Allah Teâlâyı görmek ya da onunla birebir konuştuğunu iddia etmek, İslamın tevhid inancını zedeleyen bir yaklaşımdır. Bu tür ifadeler, bir kişinin akıl ve ruh sağlığı açısından incelenmesi gereken ciddi bir sorun olduğunu gösterir. - İmam-ı Rabbani: Allahı kadın şeklinde gördüm.
Allah, hiçbir şeye benzemez ve insan aklı ile tasavvur edilemez. Bu tür tasvirler, İslamın Allah tasavvuruna açıkça aykırıdır ve tehlikeli bir yanılgıya işaret eder.

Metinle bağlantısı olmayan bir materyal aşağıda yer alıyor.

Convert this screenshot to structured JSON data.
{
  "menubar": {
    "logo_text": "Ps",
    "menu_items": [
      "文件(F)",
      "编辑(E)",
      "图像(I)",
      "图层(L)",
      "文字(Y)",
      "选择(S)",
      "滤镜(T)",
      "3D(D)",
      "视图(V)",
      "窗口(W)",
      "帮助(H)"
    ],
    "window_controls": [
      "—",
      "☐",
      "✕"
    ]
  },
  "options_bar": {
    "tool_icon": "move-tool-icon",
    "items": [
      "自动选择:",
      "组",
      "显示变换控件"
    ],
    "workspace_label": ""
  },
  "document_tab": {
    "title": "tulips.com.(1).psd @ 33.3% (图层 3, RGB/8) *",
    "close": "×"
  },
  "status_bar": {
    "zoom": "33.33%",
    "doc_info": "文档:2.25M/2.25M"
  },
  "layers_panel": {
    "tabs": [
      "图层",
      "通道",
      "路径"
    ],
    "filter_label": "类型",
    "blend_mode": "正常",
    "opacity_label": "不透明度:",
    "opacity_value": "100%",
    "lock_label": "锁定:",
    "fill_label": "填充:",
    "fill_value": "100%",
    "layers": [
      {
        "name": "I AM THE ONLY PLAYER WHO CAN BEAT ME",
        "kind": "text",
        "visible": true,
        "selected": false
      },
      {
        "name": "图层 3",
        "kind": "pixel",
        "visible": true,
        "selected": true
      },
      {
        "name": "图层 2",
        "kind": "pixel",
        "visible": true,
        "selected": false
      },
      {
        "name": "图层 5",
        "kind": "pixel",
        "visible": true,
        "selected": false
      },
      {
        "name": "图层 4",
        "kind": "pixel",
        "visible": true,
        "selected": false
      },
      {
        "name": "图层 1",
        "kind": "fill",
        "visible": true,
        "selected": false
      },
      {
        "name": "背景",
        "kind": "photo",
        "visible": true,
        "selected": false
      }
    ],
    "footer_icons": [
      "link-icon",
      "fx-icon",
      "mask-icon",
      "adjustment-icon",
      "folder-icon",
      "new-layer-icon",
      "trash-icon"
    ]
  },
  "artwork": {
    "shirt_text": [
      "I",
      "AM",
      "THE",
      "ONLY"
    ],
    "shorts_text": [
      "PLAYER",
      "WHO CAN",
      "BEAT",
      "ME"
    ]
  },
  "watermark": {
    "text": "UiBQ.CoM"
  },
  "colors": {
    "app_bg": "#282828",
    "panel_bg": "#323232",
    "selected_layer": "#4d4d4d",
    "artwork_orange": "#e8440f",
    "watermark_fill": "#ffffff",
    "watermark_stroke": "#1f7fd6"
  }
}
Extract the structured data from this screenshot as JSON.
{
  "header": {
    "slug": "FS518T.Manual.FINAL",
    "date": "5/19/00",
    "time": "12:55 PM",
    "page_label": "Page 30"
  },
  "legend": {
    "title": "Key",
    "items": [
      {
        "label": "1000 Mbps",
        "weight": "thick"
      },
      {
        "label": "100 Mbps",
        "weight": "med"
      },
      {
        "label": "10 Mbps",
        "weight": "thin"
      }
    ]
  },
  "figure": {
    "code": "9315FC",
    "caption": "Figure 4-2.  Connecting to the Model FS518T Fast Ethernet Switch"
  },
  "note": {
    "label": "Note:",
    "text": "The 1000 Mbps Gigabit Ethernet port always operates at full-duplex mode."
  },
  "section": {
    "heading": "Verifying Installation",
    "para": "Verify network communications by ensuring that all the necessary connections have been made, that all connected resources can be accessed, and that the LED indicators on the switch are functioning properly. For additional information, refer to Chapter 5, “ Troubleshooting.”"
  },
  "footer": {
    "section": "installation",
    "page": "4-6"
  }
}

Bu tür iddialar, yalnızca kişilerin kendi zihin dünyalarını yansıtmaktan ibarettir. Ancak daha büyük bir tehlike, bu tür halüsinasyonların veya yanlış yorumların, insanların din algısını bozmaya yol açmasıdır. Dini değerleri tahrif eden bu tür yaklaşımlar, İslamın net ve evrensel öğretileriyle asla bağdaşmaz. Müşriklerin ve münafıkların gayb âlemine dair zan ve varsayımlara dayanan iddiaları, hem dinî hem de akılcı yaklaşımlarla çürütülebilir. Kuran-ı Kerim, bu tür iddiaların batıl olduğunu açıkça ortaya koyar ve insanları ilimsiz konuşmaktan sakındırır. Günümüzde ise benzer iddiaların bir tür halüsinasyon ya da kişisel zihin sapması olduğu, bilimsel ve dinî bakış açısıyla açıklanmalıdır. Bu tür sapmalara karşı doğru bilgi ve Kuranın rehberliği her zaman en sağlam kılavuzdur.